Mydogisagentleman · 16/04/2026 09:42

That's a really decent wage

If he’s just getting up at 6am… then home by 11am I’d say it’s a bloody good wage!!! Less than 4 hours a day… 20hrs a week.. over £22 an hour..,can he get me a job where he works?

Happyhorse222 · 16/04/2026 10:19

Whattodo1610 · 16/04/2026 10:14

Not a good idea in my opinion OP. It’s his money. You can’t live his life for him. You’d be teaching him nothing about budgeting, financial control, savings etc. Looking forward, he’d buy his flat then have no idea about all of the above and will end up in dire straits. You made a financial arrangement with him that you were happy with, you can’t just suddenly take £200 a week off him just because you don’t agree with his spending 🙄

Instead, sit him down as a pp has said, talk and teach him about budgeting, forecast projections for housing etc.

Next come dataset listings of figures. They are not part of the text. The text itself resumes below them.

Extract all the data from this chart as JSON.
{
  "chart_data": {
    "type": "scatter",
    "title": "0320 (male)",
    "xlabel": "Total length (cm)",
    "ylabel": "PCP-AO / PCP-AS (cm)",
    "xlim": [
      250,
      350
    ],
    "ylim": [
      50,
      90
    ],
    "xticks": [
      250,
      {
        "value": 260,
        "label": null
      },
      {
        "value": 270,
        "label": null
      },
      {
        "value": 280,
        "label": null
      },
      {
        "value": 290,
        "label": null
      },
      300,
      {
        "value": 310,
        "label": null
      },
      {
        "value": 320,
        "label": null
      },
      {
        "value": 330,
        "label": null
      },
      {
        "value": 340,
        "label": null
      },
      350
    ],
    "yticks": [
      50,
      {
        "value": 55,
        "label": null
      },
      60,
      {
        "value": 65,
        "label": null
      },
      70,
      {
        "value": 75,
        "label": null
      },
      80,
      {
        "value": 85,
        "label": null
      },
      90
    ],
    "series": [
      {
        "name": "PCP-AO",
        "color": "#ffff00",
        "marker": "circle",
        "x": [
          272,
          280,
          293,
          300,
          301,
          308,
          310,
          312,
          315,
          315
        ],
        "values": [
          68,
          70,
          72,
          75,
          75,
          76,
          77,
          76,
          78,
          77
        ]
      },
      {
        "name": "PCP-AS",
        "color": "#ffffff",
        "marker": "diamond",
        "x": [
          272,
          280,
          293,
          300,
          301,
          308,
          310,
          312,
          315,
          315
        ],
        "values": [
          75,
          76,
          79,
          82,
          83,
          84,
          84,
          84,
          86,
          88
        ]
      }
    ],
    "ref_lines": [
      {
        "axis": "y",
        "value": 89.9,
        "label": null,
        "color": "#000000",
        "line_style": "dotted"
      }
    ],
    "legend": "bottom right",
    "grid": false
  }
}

We have done that about 30 times.

OP posts:
Isanyonereallyanonymous · 16/04/2026 10:22

I don't have £280 a month left for just spending after everything else is paid, much less £280 a week!
I would be charging him rent but not telling him it was saving on his behalf. You'd also need to do the same for your daughter though. Not fair the flaky child benefits more than the disciplined one!
Or he has to open an ISA or similar and show his weekly standing order into it.

Happyjoe · 16/04/2026 10:22

I hope you cover the water and internet bill if charge him rent? Be pushing half his wage otherwise.
And I totally agree with charging rent and how lovely of you guys to put it away for him. Top banana!

Isittimeformynapyet · 16/04/2026 10:26

Goldengirl123 · 16/04/2026 09:42

If you don’t need the money, I would take it from him and put it into a savings account a/c for him

So, exactly what the OP said then?

Happyhorse222 · 16/04/2026 10:26

Just for the comments about his older sister- she lived completely rent free and now lives with her soon to be husband as she saved and wanted to move in with him. She's just done it her way and moved out sooner, we also helped her with their deposit and new furniture, so she's not affected in any way.